During his auspicious journey to the Galapagos Islands in 1836, Charles Darwin discovered several finches that varied from island to island, which aided him greatly in developing his theory of evolution and natural selection. He was pleasantly surprised to see the differences in the beaks of the birds and identified the 15 different specimens as different species - 12 of which were brand new species.
Completely New Species
Startingly, for the first time scientists have been able to observe a spanking brand-new finch species on one of the islands.
Now, genomic sequencing and the analysis of physical characteristics have concluded a new species to add to Darwin's finches catalogue. This one was endemic to a small island called Daphne Major in the Galápagos.
Mutations can help species become better adapted to their environment, where these morphed genes are then passed down to subsequent generations.
According to recent research and natural observations, two of these species tcame together in what is called ’species hybridization’ to create an entirely new one!
During an expedition on the Daphne Major island, Peter and B. Rosemary Grant, biologists at Princeton University, observed the presence of a non-native interloper, scientifically named Geospiza conirostris.
It's also known as the large cactus finch, and is now populating to other Galapagos islands, namely Española, Genovesa, Darwin, and Wolf.
As one of the larger species of Darwin's finches, and with a different song than the three native Daphne Major species, the newcomer - a male - stood out — and subsequently was nicknamed appropriately -- Big Bird!

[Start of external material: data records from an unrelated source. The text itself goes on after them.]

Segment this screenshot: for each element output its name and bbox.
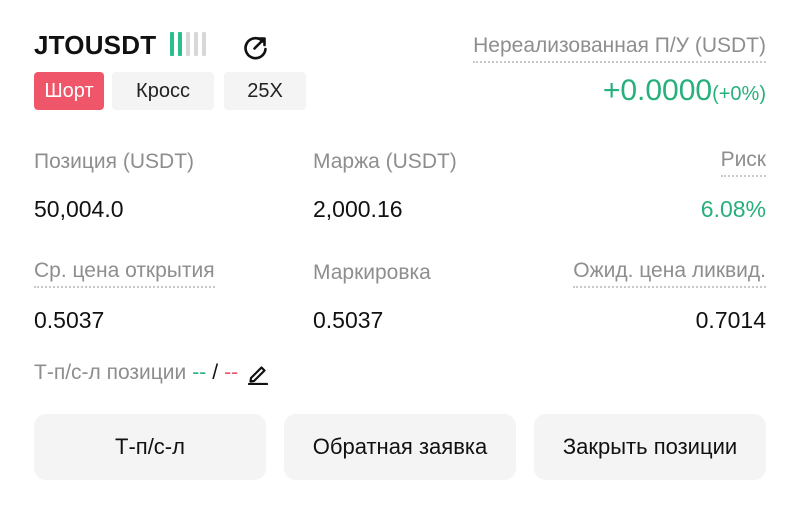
tp-value: -- bbox=[192, 361, 207, 384]
symbol-title[interactable]: JTOUSDT bbox=[34, 30, 156, 61]
close-position-button[interactable]: Закрыть позиции bbox=[534, 414, 766, 480]
margin-value: 2,000.16 bbox=[313, 196, 403, 222]
leverage-bars-indicator bbox=[170, 32, 206, 56]
est-liq-price-label[interactable]: Ожид. цена ликвид. bbox=[573, 259, 766, 288]
tpsl-separator: / bbox=[212, 361, 219, 384]
position-value: 50,004.0 bbox=[34, 196, 124, 222]
avg-open-price-label[interactable]: Ср. цена открытия bbox=[34, 259, 215, 288]
leverage-badge: 25X bbox=[224, 72, 306, 110]
mark-price-value: 0.5037 bbox=[313, 307, 384, 333]
unrealized-pnl-label[interactable]: Нереализованная П/У (USDT) bbox=[473, 34, 766, 63]
reverse-order-button[interactable]: Обратная заявка bbox=[284, 414, 516, 480]
tpsl-label: Т-п/с-л позиции bbox=[34, 361, 187, 384]
tpsl-button[interactable]: Т-п/с-л bbox=[34, 414, 266, 480]
pencil-icon[interactable] bbox=[246, 361, 270, 386]
leverage-bar bbox=[186, 32, 190, 56]
sl-value: -- bbox=[224, 361, 239, 384]
leverage-bar bbox=[202, 32, 206, 56]
pnl-percent: (+0%) bbox=[712, 83, 766, 105]
avg-open-price-value: 0.5037 bbox=[34, 307, 105, 333]
unrealized-pnl-value: +0.0000(+0%) bbox=[603, 74, 766, 108]
pnl-amount: +0.0000 bbox=[602, 74, 713, 107]
side-badge-short: Шорт bbox=[34, 72, 104, 110]
margin-mode-badge: Кросс bbox=[112, 72, 214, 110]
est-liq-price-value: 0.7014 bbox=[695, 307, 766, 333]
mark-price-label: Маркировка bbox=[313, 261, 431, 284]
position-label: Позиция (USDT) bbox=[34, 150, 195, 173]
leverage-bar bbox=[170, 32, 174, 56]
leverage-bar bbox=[178, 32, 182, 56]
share-icon[interactable] bbox=[242, 33, 270, 61]
margin-label: Маржа (USDT) bbox=[313, 150, 457, 173]
risk-value: 6.08% bbox=[700, 196, 766, 222]
position-tpsl-row: Т-п/с-л позиции -- / -- bbox=[34, 361, 270, 386]
risk-label[interactable]: Риск bbox=[720, 148, 766, 177]
leverage-bar bbox=[194, 32, 198, 56]
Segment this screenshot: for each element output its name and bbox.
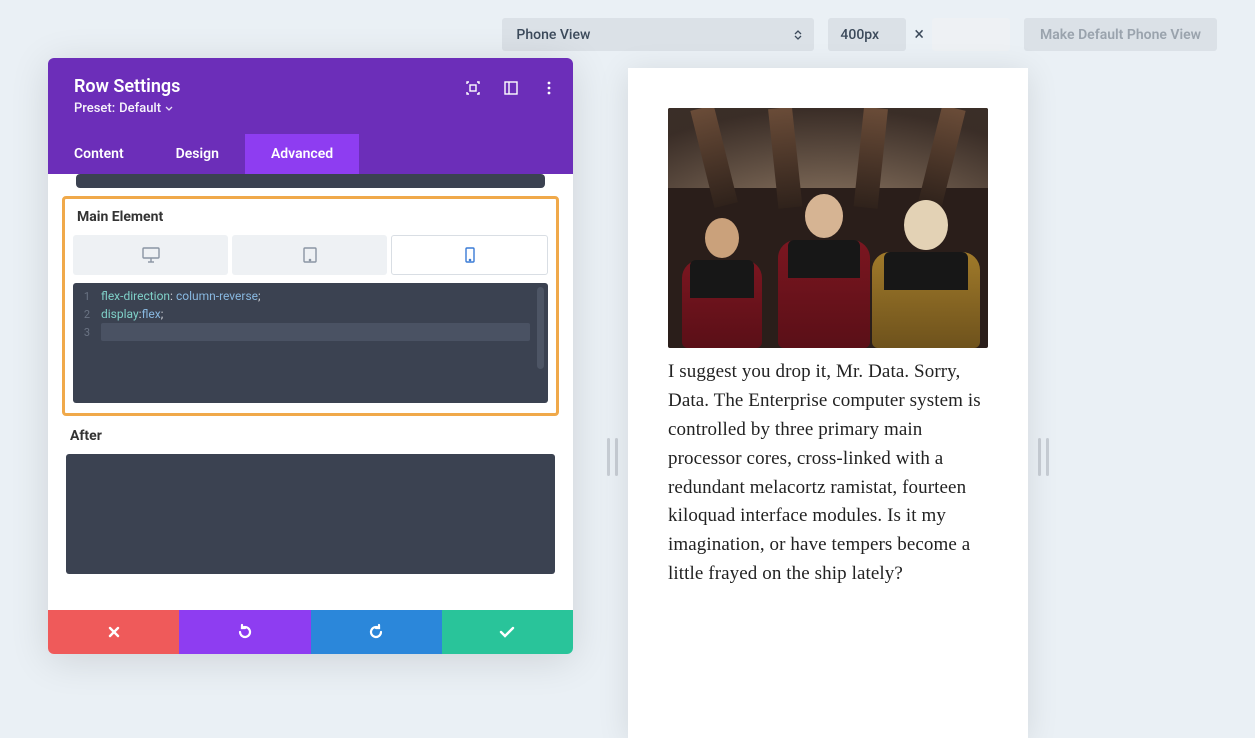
undo-button[interactable]: [179, 610, 310, 654]
main-element-label: Main Element: [77, 209, 548, 225]
panel-header: Row Settings Preset: Default: [48, 58, 573, 134]
cancel-button[interactable]: [48, 610, 179, 654]
panel-footer: [48, 610, 573, 654]
after-code[interactable]: [66, 454, 555, 574]
view-select[interactable]: Phone View: [502, 18, 814, 51]
preset-value: Default: [119, 101, 161, 116]
line-number: 2: [73, 308, 101, 321]
width-value: 400px: [840, 27, 879, 43]
code-scrollbar[interactable]: [537, 287, 544, 369]
main-element-code[interactable]: 1flex-direction: column-reverse;2display…: [73, 283, 548, 403]
preset-prefix: Preset:: [74, 101, 115, 116]
expand-icon[interactable]: [465, 80, 481, 96]
dimension-group: 400px ×: [828, 18, 1010, 51]
panel-header-actions: [465, 80, 557, 96]
view-select-label: Phone View: [516, 27, 590, 43]
settings-panel: Row Settings Preset: Default Content Des…: [48, 58, 573, 654]
tab-design[interactable]: Design: [150, 134, 245, 174]
width-input[interactable]: 400px: [828, 18, 906, 51]
redo-button[interactable]: [311, 610, 442, 654]
code-text: [101, 323, 530, 341]
resize-handle-right[interactable]: [1038, 438, 1049, 476]
settings-tabs: Content Design Advanced: [48, 134, 573, 174]
code-line: 1flex-direction: column-reverse;: [73, 287, 548, 305]
code-line: 3: [73, 323, 548, 341]
device-tabs: [73, 235, 548, 275]
phone-preview: I suggest you drop it, Mr. Data. Sorry, …: [628, 68, 1028, 738]
after-label: After: [70, 428, 559, 444]
code-text: display:flex;: [101, 307, 548, 321]
more-icon[interactable]: [541, 80, 557, 96]
preset-selector[interactable]: Preset: Default: [74, 101, 547, 116]
main-element-section: Main Element 1flex-direction: column-rev…: [62, 196, 559, 416]
tab-content[interactable]: Content: [48, 134, 150, 174]
multiply-icon: ×: [914, 26, 924, 44]
after-section: After: [62, 428, 559, 574]
code-text: flex-direction: column-reverse;: [101, 289, 548, 303]
preview-image: [668, 108, 988, 348]
line-number: 3: [73, 326, 101, 339]
device-tab-tablet[interactable]: [232, 235, 387, 275]
prev-code-strip: [76, 174, 545, 188]
device-tab-phone[interactable]: [391, 235, 548, 275]
panel-body: Main Element 1flex-direction: column-rev…: [48, 174, 573, 610]
device-tab-desktop[interactable]: [73, 235, 228, 275]
make-default-button[interactable]: Make Default Phone View: [1024, 18, 1217, 51]
chevron-updown-icon: [794, 30, 802, 40]
responsive-topbar: Phone View 400px × Make Default Phone Vi…: [0, 18, 1255, 51]
height-input[interactable]: [932, 18, 1010, 51]
layout-icon[interactable]: [503, 80, 519, 96]
tab-advanced[interactable]: Advanced: [245, 134, 359, 174]
preview-text: I suggest you drop it, Mr. Data. Sorry, …: [668, 358, 988, 589]
line-number: 1: [73, 290, 101, 303]
resize-handle-left[interactable]: [607, 438, 618, 476]
make-default-label: Make Default Phone View: [1040, 27, 1201, 43]
code-line: 2display:flex;: [73, 305, 548, 323]
confirm-button[interactable]: [442, 610, 573, 654]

"We didn't see him fly in from over the sea, but we noticed him shortly after he arrived. He was so different from the other birds," Grant said.
It then mated with two of Darwin’s original species. Mating between different species that results in offspring isn't that unusual - famous examples include mules, the product of mating between a male donkey and a mare. There are also ligers, a cross between a male lion and female tiger.
Hybrid species are often sterile and do not reproduce. But this was not the case with Big Bird and his new lineage. The new species has distinguished itself from Darwin's originals. It sings different songs, has a different beak size and shape — and these characteristics are what the males use to attract its female mates.
Since these new hybrid finches were bigger than their native cousins, they were able to access previously unexploited food choices, and survive. At Grants' most recent visit to the island in 2012, they counted 23 individuals and 8 breeding pairs of these birds. Hoorah! May Big Bird go forth and multiply!